Cairo: Yousuf Shaheen was one of Egypt's most lauded movie directors whose nearly five decades of films went on Fellini-esque flights of fancy.
Shaheen was born on January 25, 1926 to a Christian family of Lebanese origin in Alexandria, the Mediterranean port known at the time as a cosmopolitan city, with large European and other foreign communities.
He tackled social ills and Islamic fundamentalism, and his eclectic work made him one of the few Egyptian directors to gain an audience abroad, particularly in Europe and France.
He won a lifetime achievement award at the Cannes Film Festival in 1997,even though his films raised controversy for their frank portrayal of sexuality, their sharp criticism of political oppression and their denunciations of rising Islamic extremism in Egypt.
In 1994, a fundamentalist lawyer succeeded in getting a court to ban his film "The Emigrant" because its plot was based on the story of Joseph, found in the Bible and Quran.
Throughout his more than 40 films and documentaries, Shaheen sought to recapture and defend the spirit of multicultural tolerance against the forces he saw undermining it - fundamentalism, dictatorship and imperialism.
Shaheen grew up speaking French and English better than Arabic, and many of his films were French co-productions.

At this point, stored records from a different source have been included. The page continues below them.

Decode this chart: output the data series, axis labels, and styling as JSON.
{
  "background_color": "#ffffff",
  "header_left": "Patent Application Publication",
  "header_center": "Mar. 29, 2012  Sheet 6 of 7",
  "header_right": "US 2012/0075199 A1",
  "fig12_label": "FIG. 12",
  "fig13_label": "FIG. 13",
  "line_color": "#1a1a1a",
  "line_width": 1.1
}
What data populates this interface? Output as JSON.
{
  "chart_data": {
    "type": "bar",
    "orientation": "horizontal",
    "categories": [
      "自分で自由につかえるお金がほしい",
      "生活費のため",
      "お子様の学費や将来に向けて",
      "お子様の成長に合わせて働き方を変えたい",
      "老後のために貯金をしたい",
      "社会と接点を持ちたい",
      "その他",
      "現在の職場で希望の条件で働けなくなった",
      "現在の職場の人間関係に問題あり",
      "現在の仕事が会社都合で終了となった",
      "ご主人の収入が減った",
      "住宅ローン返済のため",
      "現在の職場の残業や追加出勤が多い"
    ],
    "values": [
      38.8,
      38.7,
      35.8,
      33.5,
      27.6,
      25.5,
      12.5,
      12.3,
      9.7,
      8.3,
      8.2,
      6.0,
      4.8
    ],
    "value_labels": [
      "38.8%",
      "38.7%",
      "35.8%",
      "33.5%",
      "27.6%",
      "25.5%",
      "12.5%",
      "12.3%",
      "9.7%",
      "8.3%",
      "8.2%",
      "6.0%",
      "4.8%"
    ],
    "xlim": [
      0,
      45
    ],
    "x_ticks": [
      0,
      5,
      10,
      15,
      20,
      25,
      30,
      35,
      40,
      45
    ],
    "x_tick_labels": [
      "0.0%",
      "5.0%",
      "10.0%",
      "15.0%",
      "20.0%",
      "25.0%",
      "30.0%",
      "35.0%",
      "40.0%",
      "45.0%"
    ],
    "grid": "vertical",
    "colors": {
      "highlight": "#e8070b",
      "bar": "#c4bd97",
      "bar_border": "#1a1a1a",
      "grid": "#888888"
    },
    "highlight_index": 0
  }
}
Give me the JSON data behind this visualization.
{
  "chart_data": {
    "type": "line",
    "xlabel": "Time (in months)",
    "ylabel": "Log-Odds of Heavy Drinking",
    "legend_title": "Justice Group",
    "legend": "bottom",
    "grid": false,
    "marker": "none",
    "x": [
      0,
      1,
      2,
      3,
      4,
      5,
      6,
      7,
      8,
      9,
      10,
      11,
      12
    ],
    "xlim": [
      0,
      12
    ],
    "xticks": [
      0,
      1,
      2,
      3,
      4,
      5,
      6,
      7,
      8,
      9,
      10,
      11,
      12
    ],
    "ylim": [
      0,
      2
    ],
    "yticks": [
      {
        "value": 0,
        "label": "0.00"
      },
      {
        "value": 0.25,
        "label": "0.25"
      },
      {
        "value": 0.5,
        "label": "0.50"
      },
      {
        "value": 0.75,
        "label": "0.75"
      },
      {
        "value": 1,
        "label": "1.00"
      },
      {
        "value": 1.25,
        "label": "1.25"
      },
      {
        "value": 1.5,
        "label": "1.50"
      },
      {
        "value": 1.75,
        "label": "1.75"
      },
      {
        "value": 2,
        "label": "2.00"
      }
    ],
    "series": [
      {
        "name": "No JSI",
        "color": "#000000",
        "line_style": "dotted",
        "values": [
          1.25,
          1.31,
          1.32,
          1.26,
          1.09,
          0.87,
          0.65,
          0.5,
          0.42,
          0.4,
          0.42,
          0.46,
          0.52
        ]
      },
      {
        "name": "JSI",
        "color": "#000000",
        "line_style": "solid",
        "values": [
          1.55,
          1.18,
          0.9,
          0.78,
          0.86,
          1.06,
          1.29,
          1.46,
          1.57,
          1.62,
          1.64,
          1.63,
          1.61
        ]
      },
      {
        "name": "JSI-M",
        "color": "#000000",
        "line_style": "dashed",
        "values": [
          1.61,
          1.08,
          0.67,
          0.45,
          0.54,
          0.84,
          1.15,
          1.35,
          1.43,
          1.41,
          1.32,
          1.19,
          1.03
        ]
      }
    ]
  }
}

But his early films became classics of social realism, giving gritty depictions of the lowest in Egyptian society.
In his 1958 Cairo Station, Shaheen himself starred as Qenawi, a mentally retarded newspaper seller at Cairo's main railroad station, who becomes obsessed with a woman selling lemonade.
The Land in 1969, seen by some as his greatest film, told an epic story of peasant farmers and landowners struggling over land in the Nile Delta.
In his Alexandria Trilogy - Alexandria, Why?, An Egyptian Story, and Alexandria Again and Forever, Chahine turned autobiographical, recounting his childhood in his hometown, his love of Hollywood and his ambiguous feeling toward the US.
"I have a problem with America, you can call it a dilemma," Shaheen, who studied acting for two years at Pasadena Playhouse in California in the 1940s, once told an interviewer.
"I used to love it very much, I studied there, my first love was there. I don't hate America as some think, but it is difficult to sympathise with it."
The trilogy broke with the realist style, bringing in wild scenes of fantasy, musical numbers and surrealism that drew comparisons with Italian director Frederico Fellini.
Alexandria, Why? also raised eyebrows by telling the story of two taboo love affairs, one homosexual between an Egyptian man and a British solider, the other between a Muslim man and a Jewish woman.
His later films tackled Islamic conservativism. After the banning of The Emigrant, Chahine responded with the historical film Destiny, about the 12th Century Muslim philosopher Averroes whose books were banned by extremists in the Islamic kingdom of Andalus in what is now Spain.
His last movie, 2007's This is Chaos, co-directed with his protégé Khaled Youssef, was a sharp criticism of the Egyptian government's crackdown on democracy activists, depicting a corrupt police officer who takes bribes and tortures his detainees.
Shaheen died on July 27, 2008 in Cairo. He is survived by his French wife Colette. He had no children. His death came about four weeks after he fell into a coma following a brain haemorrhage.